Frequently asked questions

Is the Content Signals Policy the same as robots.txt?

No. Content signals are an extension that lives inside robots.txt. Classic robots.txt only says whether a crawler may access a path. Content signals add a layer describing how the content may be used once accessed - for search, for AI answers, or for AI training - using a Content-Signal line with yes or no values.

When did Cloudflare launch the Content Signals Policy?

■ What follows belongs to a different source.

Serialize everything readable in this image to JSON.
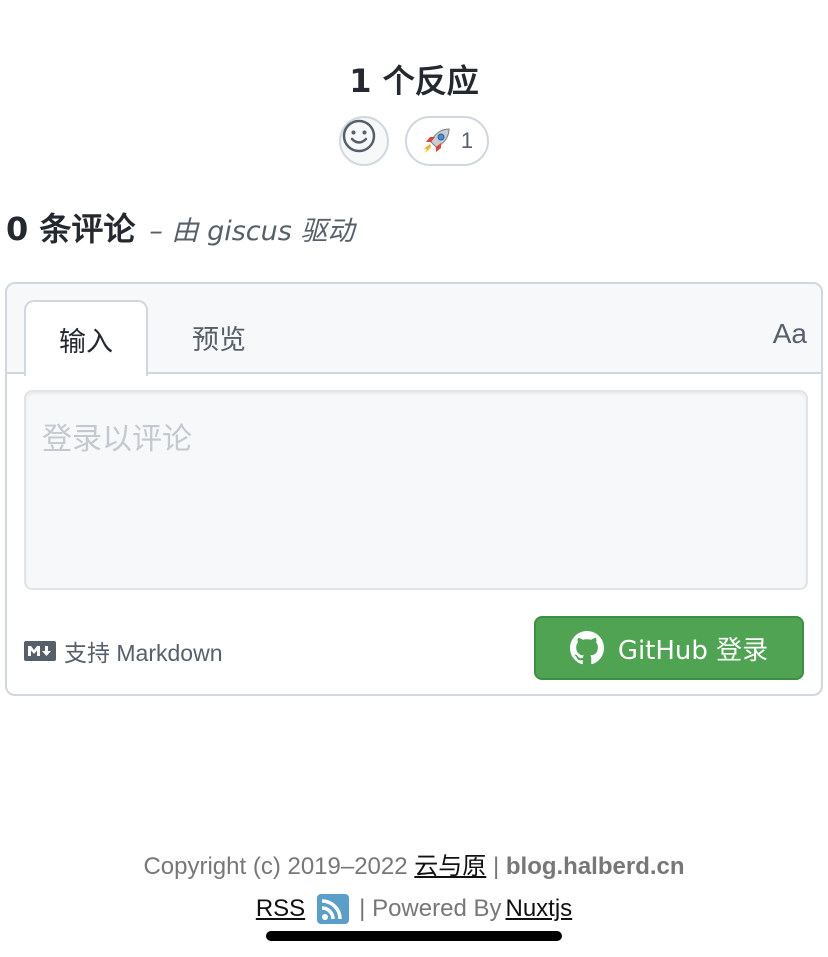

Cloudflare introduced it on 24 September 2025 and published it under a CC0 public-domain licence at contentsignals.org so any site or vendor can adopt it freely. It enabled the policy by default across more than 3.8 million domains that use its managed robots.txt feature.

What is the difference between ai-input and ai-train?

The ai-input signal covers using content to generate a real-time AI answer, the live retrieval behind AI Overviews and chatbot responses. The ai-train signal covers using content to train or fine-tune an AI model. They are separate so a publisher can allow being quoted in live answers while refusing to be used as training data, or the reverse.

Will AI companies obey content signals?

The major reputable AI companies can read and act on them, but compliance is voluntary and uneven, and the standard only matters at scale if the largest players, Google among them, choose to support it. Content signals are advisory: a bot that ignores robots.txt or disguises its identity is unaffected by them.

Do content signals help publishers make money from AI traffic?

No. Content signals only govern permission - whether a given use is allowed or disallowed. They cannot charge for the access they grant. Earning revenue from AI reads requires acting on the request at the edge, through access charges or by placing contextual advertising inside the AI response, neither of which a robots.txt directive can do.